When you first get married or engaged everyone talks about the Love Languages book. It’s probably one of like 15 books people try and throw at you to prepare for this thing called marriage (in which I probably read .5 of them, meaning half of one book out of the 15). But after a few years under our belt, we realized this whole love language thing has merit. Who knew?
We discovered that Daniel and I have some majorly different love languages. I love words of affirmation (I’m still trying to explain to Daniel what that actually means). He loves lots of cuddles (I’m still trying to force my tired arm over to his head to play with his hair while he falls asleep). We often miss the mark in both of these areas. Daniel is pretty terrible at affirming words, and I’m just not the most cuddly person ever. So, both of those take work on our parts to help the other person feel loved. BUT, our salvation is that we discovered we have one love language in common – Quality Time!
If you think about it, quality time is really important to any good relationship. If you never spent time with someone, how would you get to know them? How would you ever learn their quirks, their interests? How would you get to know the person that they are without being there to listen to them? If Daniel told me every single day how awesome he thinks I am, what a great wife I am, and how much he loves me, yet never spent time with me, I wouldn’t feel loved at all. I would actually scoff at his remarks that while they are true, ha, he doesn’t actually know me well enough to observe such things.
The same could go for our kids. If you always told them you loved them or bought things for them, but never were around them, never talked to them, never listened to them, then would you really know them? Would they know you? Showing up is a big deal.
It’s almost like we understand this concept to be true with our spouse, kids, family and friends (and we have to make an effort in these areas of showing up too!), but when it comes to God, we don’t think it applies. But, how we will know Him, be more like Him, feel close to Him if we never spent time with Him? I think the days of me half-heartedly sending up a hail mary prayer before starting the day aren’t cutting it anymore. He needs more of me, and I need more of Him. I honestly cannot be the wife, mother, daughter, worker and friend that I need to be without quality time with my Heavenly Father who while I’m not enough, He is.
We all know how very flawed we are and how much we want to be less like our selfish selves and more like Christ (just me?). We all want a closer relationship with Him because at the end of the day we know life is better when He is first. But how do we do that? I think as we get older it gets harder to make the time. We have work demands, home demands, wife demands and if we have kids, well, forget it. I think, for me, it’s about going back to the basics, the stuff we learned a long time ago, but need to re-learn and reapply to my busy life. Here’s what I’m making a commitment to do in 2017 as I create new habits that make me a better mom, a better worker, a better spouse, and heck, better all around.
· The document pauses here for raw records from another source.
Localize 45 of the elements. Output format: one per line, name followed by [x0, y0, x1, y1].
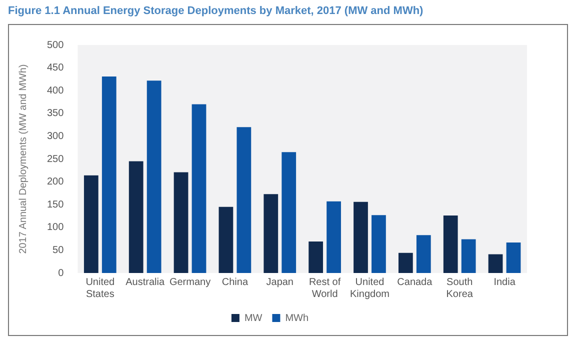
bar — [326, 201, 341, 273]
y-tick-label: 350 — [46, 108, 64, 120]
bar — [264, 194, 278, 273]
bar — [416, 235, 431, 273]
bar — [128, 161, 144, 273]
x-tick-label: United Kingdom — [350, 276, 390, 300]
y-tick-label: 500 — [46, 40, 64, 51]
bar — [236, 127, 252, 273]
bar — [174, 172, 188, 273]
x-tick-label: South Korea — [446, 276, 474, 300]
bar — [218, 206, 234, 273]
bar — [146, 80, 162, 273]
bar — [102, 76, 116, 273]
bar — [84, 175, 98, 273]
bar — [398, 252, 413, 273]
bar — [461, 239, 476, 273]
bar — [443, 216, 458, 273]
x-tick-label: India — [494, 276, 516, 288]
bar — [192, 104, 206, 273]
bar — [506, 242, 521, 273]
legend-label: MW — [244, 312, 263, 324]
x-tick-label: China — [222, 276, 248, 288]
x-tick-label: United States — [86, 276, 115, 300]
y-axis-title: 2017 Annual Deployments (MW and MWh) — [18, 64, 29, 254]
chart-title: Figure 1.1 Annual Energy Storage Deployments by Market, 2017 (MW and MWh) — [8, 5, 424, 17]
legend-label: MWh — [285, 312, 309, 324]
y-tick-label: 100 — [46, 222, 64, 234]
x-tick-label: Australia — [126, 276, 165, 288]
y-tick-label: 250 — [46, 154, 64, 165]
x-tick-label: Rest of World — [308, 276, 341, 300]
x-tick-label: Germany — [169, 276, 211, 288]
y-tick-label: 400 — [46, 85, 64, 96]
y-tick-label: 450 — [46, 62, 64, 74]
x-tick-label: Japan — [266, 276, 294, 288]
y-tick-label: 50 — [52, 244, 64, 256]
y-tick-label: 0 — [58, 268, 64, 279]
y-tick-label: 150 — [46, 199, 64, 210]
bar — [372, 215, 386, 273]
x-tick-label: Canada — [397, 276, 433, 288]
bar — [308, 242, 324, 273]
y-tick-label: 300 — [46, 130, 64, 142]
bar — [354, 202, 368, 273]
bar — [488, 254, 503, 273]
y-tick-label: 200 — [46, 176, 64, 188]
bar — [282, 152, 296, 273]
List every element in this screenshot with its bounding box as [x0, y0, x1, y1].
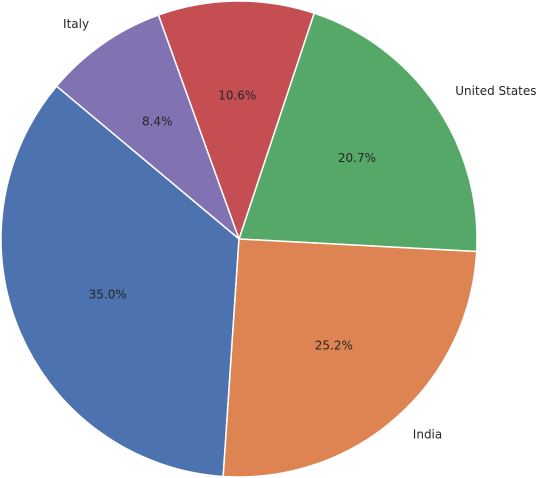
- value-label: 10.6%: [218, 89, 256, 103]
- pie-slice: [237, 12, 478, 253]
- pie-slice: [55, 14, 241, 242]
- pie-slice: [222, 238, 478, 478]
- pie-slice: [157, 0, 316, 242]
- value-label: 25.2%: [315, 338, 353, 352]
- pie-slice: [0, 85, 240, 478]
- value-label: 20.7%: [338, 151, 376, 165]
- value-label: 8.4%: [142, 114, 173, 128]
- category-label: United States: [455, 84, 536, 98]
- value-label: 35.0%: [89, 288, 127, 302]
- category-label: India: [413, 427, 442, 441]
- category-label: Italy: [63, 17, 89, 31]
1. Spend time in His word. If when you first got engaged, someone handed you your future spouse’s life story , journal and manual, wouldn’t you read it cover to cover? The Bible says that all scripture is God-breathed, alive and active. It’s literally God speaking to us. Have you ever read the same verse in different times of life and got something totally different out of it? I think that God reveals different Truths to us through our time in His Word. We get to know the character of God and of Jesus through reading Scripture, and He speaks to us through it too! The world is constantly trying to lie to us, and knowing the Truth and trustworthiness of God’s Word makes all the difference in the world.
2. Spend time in prayer. Be real with Him. He already knows you down to the number of hairs on your head (do extensions count I wonder?) so just be you. Talk with him like you would talk to your closest friend. Do you feel frustrated, tell him! Do you feel joyful, sing a song of joy to Him. We don’t have to fake it with God. We can be ourselves because He knew us at our worst, knows us at our worst, knows all of our flaws, our mistakes and failures, and He loves us anyway. So with that kind of freedom, just be yourself and spend time talking to Him.
3. Spend time with other people who know Him. God loves the church, and wanted that for us because we were meant for relationship. Ryan Britt, a pastor at our church, once said, “Our sinful nature will pursue isolation ever chance it gets.” I also heard an analogy one day that compared us to coals. If we all stick together, we stay lit and burn for hours. But the moment you take one coal off the stack and set it by itself, it stop burning and goes cold. So, spending time at Worship with other christians, spending time listening to sermons from super smart pastors who have degrees and stuff from their intensive Scripture studying, and spending time hanging out and doing life with other people who love Jesus are essential. It will fill you up and fill you with joy as you are closer to His family, and closer to Him.
And, let me put a disclaimer on this, it’s NEVER about doing more things to earn favor with God. Doing steps 1, 2, and 3 will not make me a more awesome Christian or put another jewel in my crown. It will simply draw me closer to the only One who can fulfill all of the desires in me, and the only One who makes His power perfect in all of my weaknesses (which are MANY). He is the only One who can make me ENOUGH to fulfill all of the many roles I now play in life. Making quality time for Him isn’t an option for me anymore, it’s crucial.